Opinión
Miércoles 01 de Marzo de 2017

A pedido del público presente

Es la perla más preciada, la herramienta más maravillosa y la muletilla infaltable de todo animador de espectáculos: Y ahoraaa, a pedido del público presenteee... .

Es la perla más preciada, la herramienta más maravillosa y la muletilla infaltable de todo animador de espectáculos: Y ahoraaa, a pedido del público presenteee... . Se supone que el respetable lo pide porque ya sabe que la puesta, o el artista, tiene sus quilates. Pero la fórmula, que por estos días está teñida de nostalgia, se ha refugiado en los clubes y los teatros barriales que dan vida a obras costumbristas.
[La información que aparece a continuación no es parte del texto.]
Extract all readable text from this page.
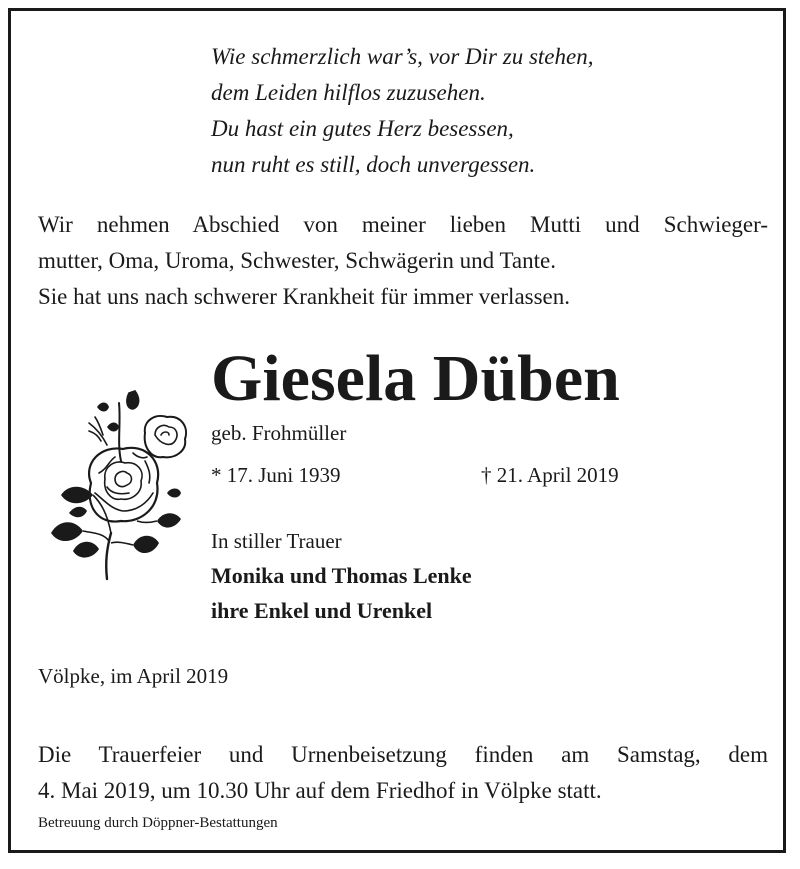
Wie schmerzlich war’s, vor Dir zu stehen,
dem Leiden hilflos zuzusehen.
Du hast ein gutes Herz besessen,
nun ruht es still, doch unvergessen.
Wir nehmen Abschied von meiner lieben Mutti und Schwieger-
mutter, Oma, Uroma, Schwester, Schwägerin und Tante.
Sie hat uns nach schwerer Krankheit für immer verlassen.
Giesela Düben
geb. Frohmüller
* 17. Juni 1939	† 21. April 2019
In stiller Trauer
Monika und Thomas Lenke
ihre Enkel und Urenkel
Völpke, im April 2019
Die Trauerfeier und Urnenbeisetzung finden am Samstag, dem
4. Mai 2019, um 10.30 Uhr auf dem Friedhof in Völpke statt.
Betreuung durch Döppner-Bestattungen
También habita en el cosmos mágico del teatro de títeres donde el trujamán está inmerso en una historia terrible, desgarradora, que se resuelve con dos mamporros al villano y un beso a la doncella, que así es sacada del martirio del desamor.

A veces es reverdecida por los músicos ambulantes que se suben (se subían hasta hace poco) al trole con una guitarrita y desgranan sus canciones que son agradecidas con un canturreo de los demás pasajeros si el artista es bueno, obligado a reiterar su agradecimiento al pasar la gorra.

Es una fórmula mágica, una llamada magnífica que reúne en una familia al público presente. De golpe, por un instante, todo el mundo tiene el mismo nombre y apellido, y queda inmerso en historias de vidas pasadas y actuales.

Y en ese mundo de representaciones, el diario también refleja los pedidos del público presente y hasta tiene espacio en sus páginas para resumir la extraordinaria multitud de anhelos, sueños, necesidades, angustias, tristezas y alegrías de los lectores.